# New Holland hydraulics for TN75D FYI



## labdwakin (Jun 21, 2016)

When we started the first cutting of hay, I had used the TN75D for a little bush hogging for pasture maintenance and thought it was good to go for the first cutting.

Well, with about 80 acres of hay laying on the ground, the high pressure hydraulic pump ate itself. Got a new one put on but the hydraulics still didn't work right, the 3 point lift wouldn't lower, the engine lugged unless you were actively moving the front end loader, and after running for just a few minutes the pump was hot enough to fry sausage on!

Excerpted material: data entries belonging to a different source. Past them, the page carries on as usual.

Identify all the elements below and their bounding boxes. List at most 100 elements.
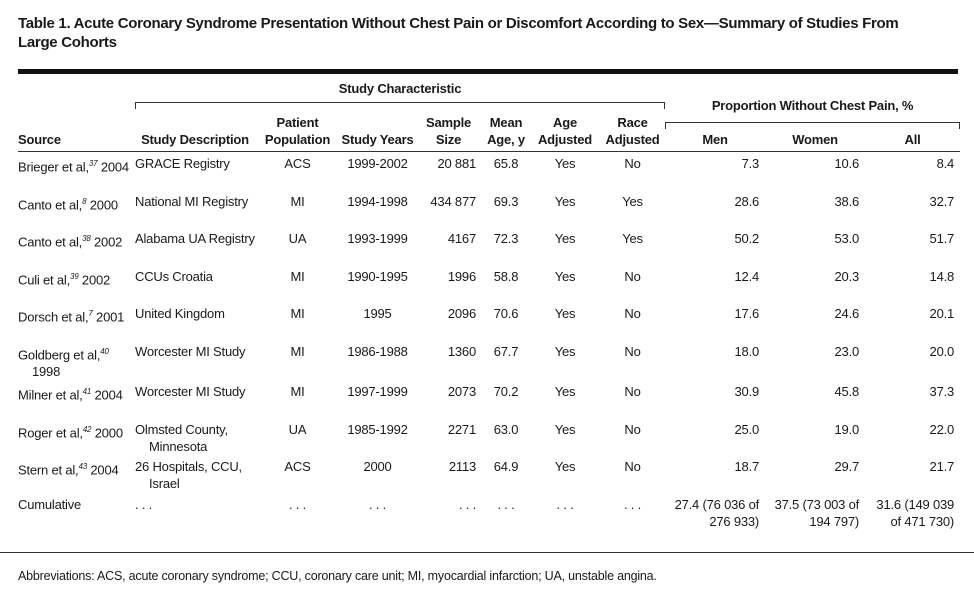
table-cell: . . . — [497, 497, 515, 513]
table-cell: Yes — [554, 384, 576, 400]
group-header-row: Study Characteristic Proportion Without … — [18, 80, 961, 129]
source-year: 2000 — [94, 425, 123, 441]
source-cell: Goldberg et al,40 1998 — [18, 340, 135, 380]
source-year: 2004 — [94, 387, 123, 403]
table-cell: Olmsted County, Minnesota — [135, 421, 228, 454]
table-row: Milner et al,41 2004 Worcester MI Study MI… — [18, 380, 960, 418]
table-cell: 1999-2002 — [347, 156, 408, 171]
column-header: Study Years — [340, 114, 415, 152]
table-cell: GRACE Registry — [135, 156, 230, 171]
table-title: Table 1. Acute Coronary Syndrome Present… — [18, 15, 899, 51]
source-name: Stern et al, — [18, 462, 79, 478]
table-cell: 20.3 — [834, 268, 860, 284]
table-cell: UA — [288, 421, 307, 437]
source-name: Milner et al, — [18, 387, 83, 403]
table-cell: 22.0 — [929, 421, 955, 437]
table-cell: 20.0 — [929, 343, 955, 359]
table-cell: 27.4 (76 036 of 276 933) — [674, 497, 760, 530]
table-cell: Yes — [622, 193, 643, 209]
reference: 7 — [88, 309, 93, 319]
bottom-rule — [0, 552, 974, 553]
table-cell: 7.3 — [741, 156, 760, 171]
group-header: Proportion Without Chest Pain, % — [665, 80, 961, 129]
table-cell: Yes — [554, 306, 576, 322]
table-cell: Yes — [554, 421, 576, 437]
table-cell: . . . — [288, 497, 307, 513]
table-cell: 23.0 — [834, 343, 860, 359]
table-cell: 1993-1999 — [347, 231, 408, 247]
table-cell: No — [624, 306, 641, 322]
table-row: Canto et al,38 2002 Alabama UA Registry UA… — [18, 227, 960, 265]
table-cell: No — [624, 156, 641, 171]
reference: 41 — [82, 387, 92, 397]
source-cell: Dorsch et al,7 2001 — [18, 302, 135, 340]
table-cell: 30.9 — [734, 384, 760, 400]
table-cell: 53.0 — [834, 231, 860, 247]
table-cell: ACS — [284, 459, 311, 475]
table-cell: MI — [290, 268, 305, 284]
table-cell: Yes — [554, 268, 576, 284]
group-header-text: Proportion Without Chest Pain, % — [711, 98, 914, 113]
table-row: Canto et al,8 2000 National MI Registry MI… — [18, 190, 960, 228]
table-cell: . . . — [458, 497, 476, 513]
top-rule — [18, 69, 958, 74]
table-cell: Yes — [554, 459, 576, 475]
reference: 42 — [82, 424, 92, 434]
table-cell: Alabama UA Registry — [135, 231, 255, 247]
table-row: Goldberg et al,40 1998 Worcester MI Study… — [18, 340, 960, 380]
table-cell: 37.3 — [929, 384, 955, 400]
table-cell: CCUs Croatia — [135, 268, 213, 284]
table-cell: Yes — [554, 156, 576, 171]
table-cell: 25.0 — [734, 421, 760, 437]
table-cell: 2096 — [447, 306, 476, 322]
table-cell: 50.2 — [734, 231, 760, 247]
column-header: All — [865, 114, 961, 152]
table-cell: MI — [290, 193, 305, 209]
table-cell: 1994-1998 — [347, 193, 408, 209]
table-row: Dorsch et al,7 2001 United Kingdom MI 1995 2… — [18, 302, 960, 340]
table-cell: 32.7 — [929, 193, 955, 209]
table-cell: Worcester MI Study — [135, 343, 246, 359]
table-cell: 28.6 — [734, 193, 760, 209]
source-year: 1998 — [32, 364, 61, 380]
table-cell: 12.4 — [734, 268, 760, 284]
reference: 37 — [88, 159, 98, 168]
source-name: Culi et al, — [18, 272, 70, 288]
table-cell: 51.7 — [929, 231, 955, 247]
table-cell: 69.3 — [493, 193, 519, 209]
table-cell: 26 Hospitals, CCU, Israel — [135, 459, 242, 492]
column-header-row: Source Study Description Patient Populatio… — [18, 114, 961, 152]
table-cell: 58.8 — [493, 268, 519, 284]
table-head: Study Characteristic Proportion Without … — [18, 80, 961, 152]
column-header: Mean Age, y — [482, 114, 530, 152]
table-cell: MI — [290, 306, 305, 322]
table-cell: 1996 — [447, 268, 476, 284]
table-cell: 70.6 — [493, 306, 519, 322]
reference: 38 — [82, 234, 91, 244]
table-cell: 72.3 — [493, 231, 519, 247]
bracket — [665, 122, 961, 129]
source-year: 2004 — [90, 462, 119, 478]
source-year: 2002 — [94, 234, 123, 250]
source-year: 2001 — [96, 309, 125, 325]
source-name: Canto et al, — [18, 196, 83, 212]
table-cell: 2271 — [447, 421, 476, 437]
source-name: Goldberg et al, — [18, 347, 101, 363]
group-header: Study Characteristic — [135, 80, 666, 114]
source-cell: Canto et al,38 2002 — [18, 227, 135, 265]
table-cell: 1997-1999 — [347, 384, 408, 400]
table-cell: 29.7 — [834, 459, 860, 475]
table-cell: 1986-1988 — [347, 343, 408, 359]
bracket — [135, 102, 666, 109]
table-cell: 1985-1992 — [347, 421, 408, 437]
table-cell: 45.8 — [834, 384, 860, 400]
source-cell: Brieger et al,37 2004 — [18, 152, 135, 190]
table-cell: No — [624, 343, 641, 359]
source-year: 2004 — [100, 159, 129, 175]
table-cell: 20.1 — [929, 306, 955, 322]
table-body: Brieger et al,37 2004 GRACE Registry ACS 19… — [18, 152, 960, 531]
column-header: Sample Size — [415, 114, 482, 152]
source-name: Canto et al, — [18, 234, 83, 250]
table-cell: Worcester MI Study — [135, 384, 246, 400]
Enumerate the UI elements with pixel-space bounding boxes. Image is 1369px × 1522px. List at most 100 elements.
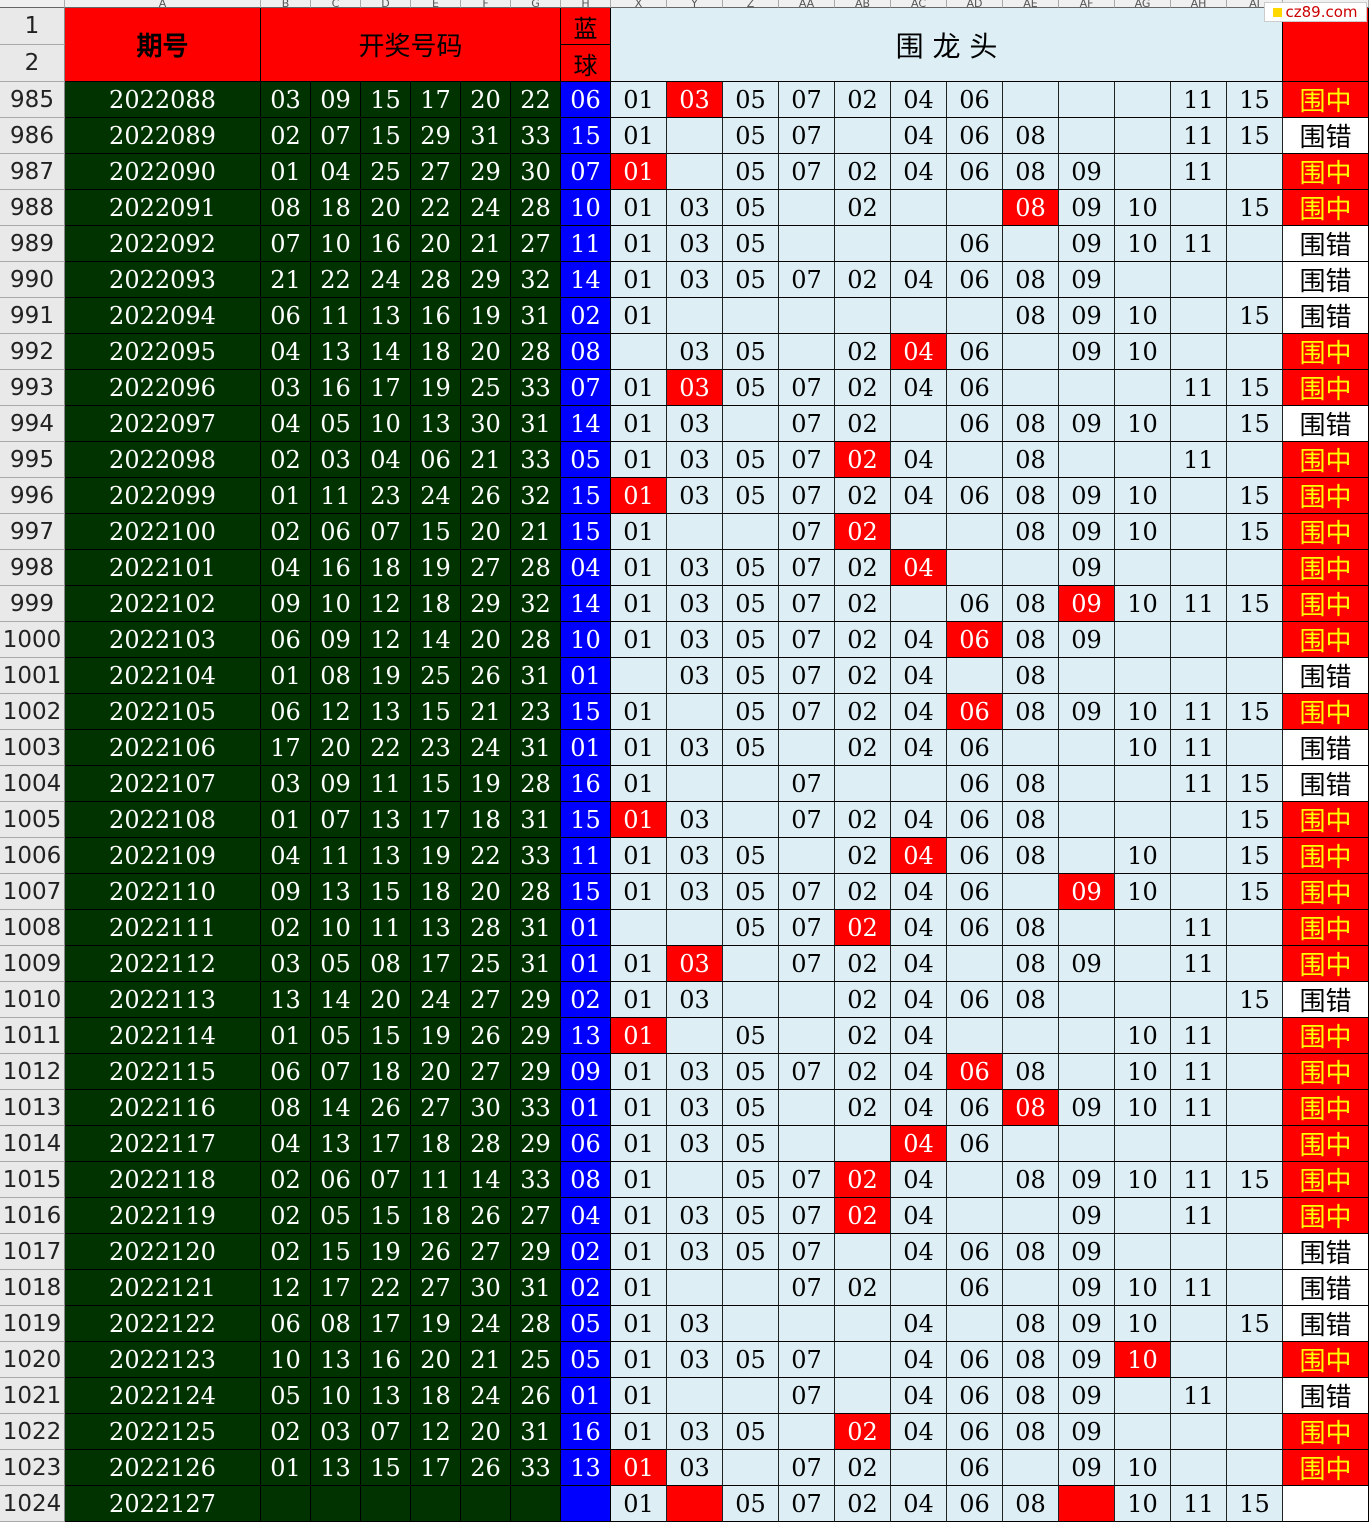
pool-cell[interactable]: [1227, 154, 1283, 190]
blue-ball-cell[interactable]: 05: [561, 442, 611, 478]
blue-ball-cell[interactable]: 06: [561, 82, 611, 118]
pool-cell[interactable]: 08: [1003, 658, 1059, 694]
pool-cell[interactable]: 01: [611, 874, 667, 910]
blue-ball-cell[interactable]: 01: [561, 1090, 611, 1126]
pool-cell[interactable]: [1115, 982, 1171, 1018]
pool-cell[interactable]: 10: [1115, 514, 1171, 550]
red-ball-cell[interactable]: 24: [411, 478, 461, 514]
red-ball-cell[interactable]: 18: [411, 586, 461, 622]
red-ball-cell[interactable]: 20: [311, 730, 361, 766]
pool-cell[interactable]: [667, 514, 723, 550]
red-ball-cell[interactable]: 20: [361, 190, 411, 226]
pool-cell[interactable]: [1227, 730, 1283, 766]
pool-cell[interactable]: 02: [835, 442, 891, 478]
blue-ball-cell[interactable]: 02: [561, 298, 611, 334]
pool-cell[interactable]: 02: [835, 730, 891, 766]
red-ball-cell[interactable]: 07: [311, 118, 361, 154]
pool-cell[interactable]: [1003, 1018, 1059, 1054]
red-ball-cell[interactable]: 28: [511, 766, 561, 802]
pool-cell[interactable]: 04: [891, 478, 947, 514]
red-ball-cell[interactable]: 32: [511, 478, 561, 514]
blue-ball-cell[interactable]: 01: [561, 1378, 611, 1414]
row-header[interactable]: 1016: [0, 1198, 65, 1234]
row-header[interactable]: 986: [0, 118, 65, 154]
pool-cell[interactable]: 08: [1003, 1054, 1059, 1090]
pool-cell[interactable]: [779, 298, 835, 334]
issue-cell[interactable]: 2022103: [65, 622, 261, 658]
pool-cell[interactable]: 09: [1059, 1414, 1115, 1450]
pool-cell[interactable]: [1059, 910, 1115, 946]
red-ball-cell[interactable]: 05: [311, 1018, 361, 1054]
red-ball-cell[interactable]: 31: [511, 1414, 561, 1450]
pool-cell[interactable]: 06: [947, 1450, 1003, 1486]
pool-cell[interactable]: 02: [835, 658, 891, 694]
pool-cell[interactable]: 07: [779, 694, 835, 730]
blue-ball-cell[interactable]: 01: [561, 730, 611, 766]
pool-cell[interactable]: [1171, 658, 1227, 694]
blue-ball-cell[interactable]: 15: [561, 874, 611, 910]
pool-cell[interactable]: 04: [891, 1054, 947, 1090]
row-header[interactable]: 988: [0, 190, 65, 226]
pool-cell[interactable]: 02: [835, 1162, 891, 1198]
pool-cell[interactable]: 02: [835, 838, 891, 874]
pool-cell[interactable]: 03: [667, 442, 723, 478]
pool-cell[interactable]: [1227, 946, 1283, 982]
pool-cell[interactable]: [1059, 1018, 1115, 1054]
red-ball-cell[interactable]: 07: [361, 1414, 411, 1450]
pool-cell[interactable]: 08: [1003, 1162, 1059, 1198]
pool-cell[interactable]: 11: [1171, 946, 1227, 982]
red-ball-cell[interactable]: 22: [511, 82, 561, 118]
blue-ball-cell[interactable]: 16: [561, 1414, 611, 1450]
red-ball-cell[interactable]: 27: [461, 1234, 511, 1270]
pool-cell[interactable]: 07: [779, 1486, 835, 1522]
pool-cell[interactable]: 07: [779, 1198, 835, 1234]
pool-cell[interactable]: 06: [947, 1378, 1003, 1414]
column-header[interactable]: X: [611, 0, 667, 8]
pool-cell[interactable]: [835, 1378, 891, 1414]
issue-cell[interactable]: 2022105: [65, 694, 261, 730]
pool-cell[interactable]: 01: [611, 1090, 667, 1126]
pool-cell[interactable]: 10: [1115, 1486, 1171, 1522]
red-ball-cell[interactable]: 02: [261, 910, 311, 946]
red-ball-cell[interactable]: 12: [411, 1414, 461, 1450]
pool-cell[interactable]: 05: [723, 1342, 779, 1378]
pool-cell[interactable]: [667, 154, 723, 190]
red-ball-cell[interactable]: 30: [461, 406, 511, 442]
red-ball-cell[interactable]: 31: [461, 118, 511, 154]
pool-cell[interactable]: 09: [1059, 298, 1115, 334]
row-header[interactable]: 1017: [0, 1234, 65, 1270]
red-ball-cell[interactable]: 22: [361, 1270, 411, 1306]
row-header[interactable]: 1020: [0, 1342, 65, 1378]
pool-cell[interactable]: 10: [1115, 334, 1171, 370]
row-header[interactable]: 1001: [0, 658, 65, 694]
pool-cell[interactable]: 08: [1003, 1342, 1059, 1378]
pool-cell[interactable]: 03: [667, 370, 723, 406]
pool-cell[interactable]: [835, 766, 891, 802]
red-ball-cell[interactable]: 22: [461, 838, 511, 874]
red-ball-cell[interactable]: 20: [461, 82, 511, 118]
pool-cell[interactable]: 07: [779, 946, 835, 982]
red-ball-cell[interactable]: 05: [311, 1198, 361, 1234]
pool-cell[interactable]: [947, 1306, 1003, 1342]
red-ball-cell[interactable]: 18: [361, 550, 411, 586]
pool-cell[interactable]: 11: [1171, 1378, 1227, 1414]
pool-cell[interactable]: [1115, 1234, 1171, 1270]
pool-cell[interactable]: [1171, 1306, 1227, 1342]
issue-cell[interactable]: 2022090: [65, 154, 261, 190]
pool-cell[interactable]: 02: [835, 514, 891, 550]
row-header[interactable]: 990: [0, 262, 65, 298]
red-ball-cell[interactable]: 17: [361, 1306, 411, 1342]
pool-cell[interactable]: [779, 1126, 835, 1162]
pool-cell[interactable]: [1115, 802, 1171, 838]
red-ball-cell[interactable]: 19: [411, 1306, 461, 1342]
column-header[interactable]: AA: [779, 0, 835, 8]
pool-cell[interactable]: 05: [723, 694, 779, 730]
row-header[interactable]: 1002: [0, 694, 65, 730]
red-ball-cell[interactable]: 33: [511, 118, 561, 154]
red-ball-cell[interactable]: 02: [261, 1234, 311, 1270]
red-ball-cell[interactable]: 26: [461, 1018, 511, 1054]
blue-ball-cell[interactable]: 15: [561, 118, 611, 154]
red-ball-cell[interactable]: 22: [311, 262, 361, 298]
pool-cell[interactable]: 04: [891, 82, 947, 118]
pool-cell[interactable]: 11: [1171, 910, 1227, 946]
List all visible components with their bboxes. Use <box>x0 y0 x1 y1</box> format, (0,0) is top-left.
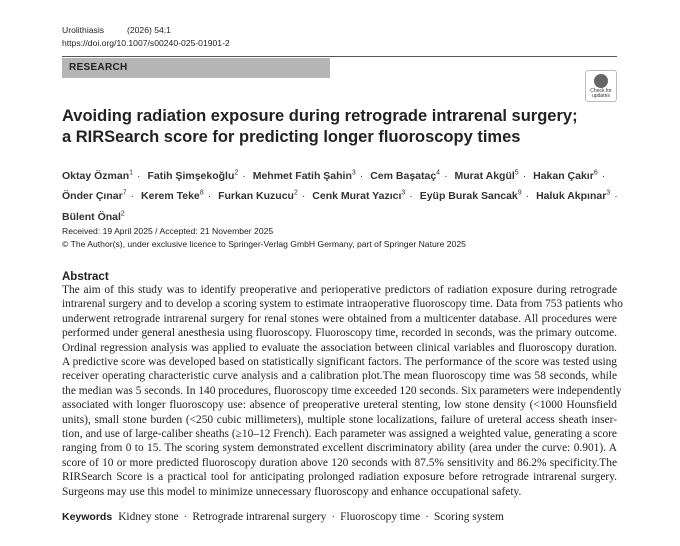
author-affiliation: 6 <box>593 169 598 176</box>
author: Oktay Özman1 · <box>62 169 145 182</box>
author-name: Cenk Murat Yazıcı <box>312 190 402 202</box>
separator: · <box>525 190 530 202</box>
author: Bülent Önal2 <box>62 210 125 223</box>
keyword: Retrograde intrarenal surgery <box>192 511 327 523</box>
author-affiliation: 3 <box>606 189 611 197</box>
author-affiliation: 2 <box>120 210 125 217</box>
author: Önder Çınar7 · <box>62 189 138 203</box>
author-name: Hakan Çakır <box>533 169 594 182</box>
separator: · <box>444 169 448 182</box>
abstract-line: A predictive score was developed based o… <box>62 356 617 369</box>
author-affiliation: 9 <box>517 189 522 197</box>
keyword: Scoring system <box>433 511 504 523</box>
author-name: Mehmet Fatih Şahin <box>252 169 352 182</box>
author-affiliation: 5 <box>514 169 519 176</box>
abstract-line: performed under general anesthesia using… <box>62 327 617 340</box>
author-name: Murat Akgül <box>454 169 515 182</box>
keywords: Keywords Kidney stone · Retrograde intraren… <box>62 511 504 523</box>
abstract-line: ranging from 0 to 15. The scoring system… <box>62 442 617 455</box>
abstract-line: tion, and use of large-caliber sheaths (… <box>62 428 617 441</box>
separator: · <box>331 511 336 523</box>
abstract-line: associated with longer fluoroscopy use: … <box>62 399 617 412</box>
author-name: Eyüp Burak Sancak <box>419 190 518 202</box>
separator: · <box>409 190 413 202</box>
separator: · <box>425 511 429 523</box>
author-affiliation: 3 <box>401 189 406 197</box>
authors: Oktay Özman1 · Fatih Şimşekoğlu2 · Mehmet … <box>62 164 622 226</box>
badge-text: Check for updates <box>590 88 612 99</box>
dates: Received: 19 April 2025 / Accepted: 21 N… <box>62 226 274 236</box>
author-affiliation: 3 <box>351 169 356 176</box>
separator: · <box>601 169 606 182</box>
abstract: The aim of this study was to identify pr… <box>62 283 623 499</box>
author-affiliation: 2 <box>293 189 298 197</box>
author-affiliation: 7 <box>122 189 127 197</box>
abstract-line: the median was 5 seconds. In 140 procedu… <box>62 384 622 397</box>
author-affiliation: 8 <box>199 189 204 197</box>
author: Fatih Şimşekoğlu2 · <box>147 169 249 182</box>
keywords-heading: Keywords <box>62 511 113 523</box>
author: Eyüp Burak Sancak9 · <box>419 189 533 203</box>
separator: · <box>522 169 527 182</box>
separator: · <box>130 190 135 202</box>
author: Kerem Teke8 · <box>141 189 215 203</box>
copyright: © The Author(s), under exclusive licence… <box>62 239 466 249</box>
rule <box>62 56 617 57</box>
author: Furkan Kuzucu2 · <box>218 189 309 203</box>
author-affiliation: 1 <box>129 169 134 176</box>
abstract-line: Ordinal regression analysis was applied … <box>62 341 617 354</box>
author: Mehmet Fatih Şahin3 · <box>252 169 368 182</box>
author-name: Furkan Kuzucu <box>218 190 294 202</box>
check-updates-badge[interactable]: Check for updates <box>585 70 617 102</box>
separator: · <box>242 169 246 182</box>
author: Cenk Murat Yazıcı3 · <box>312 189 417 203</box>
author-name: Oktay Özman <box>62 169 130 182</box>
author: Hakan Çakır6 · <box>533 169 609 182</box>
separator: · <box>301 190 306 202</box>
keyword: Kidney stone <box>118 511 179 523</box>
badge-icon <box>594 74 608 88</box>
title: Avoiding radiation exposure during retro… <box>62 107 578 146</box>
author-name: Cem Başataç <box>370 169 437 182</box>
abstract-line: Surgeons may use this model to minimize … <box>62 485 522 498</box>
author: Haluk Akpınar3 · <box>536 189 622 203</box>
section-label: RESEARCH <box>62 58 330 78</box>
author-name: Fatih Şimşekoğlu <box>147 169 235 182</box>
abstract-line: intrarenal surgery and to develop a scor… <box>62 298 623 311</box>
separator: · <box>183 511 188 523</box>
doi[interactable]: https://doi.org/10.1007/s00240-025-01901… <box>62 38 230 48</box>
keyword: Fluoroscopy time <box>340 511 421 523</box>
author-name: Bülent Önal <box>62 210 121 223</box>
abstract-line: The aim of this study was to identify pr… <box>62 284 617 296</box>
separator: · <box>614 190 618 202</box>
issue: (2026) 54:1 <box>127 25 171 35</box>
abstract-line: RIRSearch Score is a practical tool for … <box>62 471 617 484</box>
separator: · <box>207 190 212 202</box>
author-name: Kerem Teke <box>141 190 200 202</box>
abstract-line: score of 10 or more predicted fluoroscop… <box>62 456 617 469</box>
author-affiliation: 2 <box>234 169 239 176</box>
author: Cem Başataç4 · <box>370 169 451 182</box>
author-affiliation: 4 <box>436 169 441 176</box>
abstract-heading: Abstract <box>62 271 109 283</box>
separator: · <box>137 169 141 182</box>
separator: · <box>359 169 364 182</box>
journal: Urolithiasis <box>62 25 105 35</box>
author-name: Önder Çınar <box>62 190 123 202</box>
abstract-line: units), small stone burden (<250 cubic m… <box>62 413 617 426</box>
author-name: Haluk Akpınar <box>536 190 607 202</box>
abstract-line: receiver operating characteristic curve … <box>62 370 617 383</box>
abstract-line: underwent retrograde intrarenal surgery … <box>62 312 617 325</box>
author: Murat Akgül5 · <box>454 169 531 182</box>
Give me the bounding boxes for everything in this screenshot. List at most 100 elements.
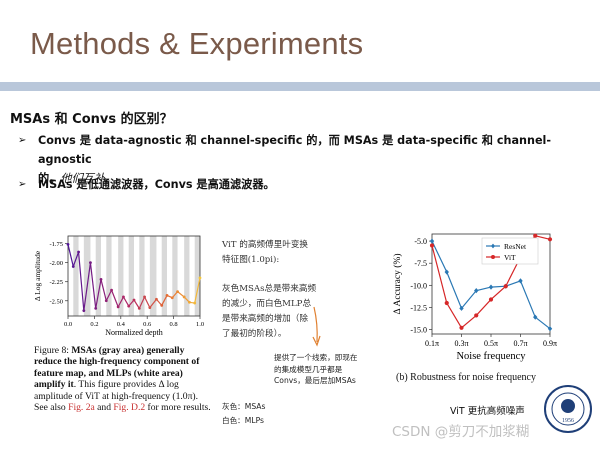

Did some poking around and ended up removing the remote pod and then the auxiliary control valve. When the pump ate itself it sent massive amounts of aluminum shavings downstream and clogged up the auxiliary control valve and the built in bypass valve that kicks in when you're not actively using the high-pressure hydraulics. Cleaned almost 2 ounces of shredded aluminum out of it and finally was ready to go back to work.

Just thought I'd share this with you guys in case someone else ran into the same problem.


----------



## r82230 (Mar 1, 2016)

Welcome labdwakin.

Hope nobody needs your info, but it is a good post, just 'in case'.

Larry


----------



## slowzuki (Mar 8, 2011)

Any time a pump calves you need to clean the whole hydraulic system. It will jam priority valves, prv's anywhere the fluid goes.


----------



## RuttedField (Apr 24, 2016)

Back when I worked on the railroad there was a machine that was hydraulically driven down the track and it was not properly engineered. It needed some accumulators on it so when it went down hill and got into an overspeed situation it would not cavitate the pumps. Until they figured that out we were forever cleaning the system after the swash plates exploded!

In that job we had two jobs, the one sending the cleaning agent down the hard steel lines, or the one with a 5 gallon bucket capturing it. In other words, you were either the "wad blower", or the "wad catcher". It was the running joke at the time.

It took us 2 weeks to completely clean the hydraulic system out working 6 10 hour days.

There is only one word you need to know when working with hydraulics: CLEAN!


----------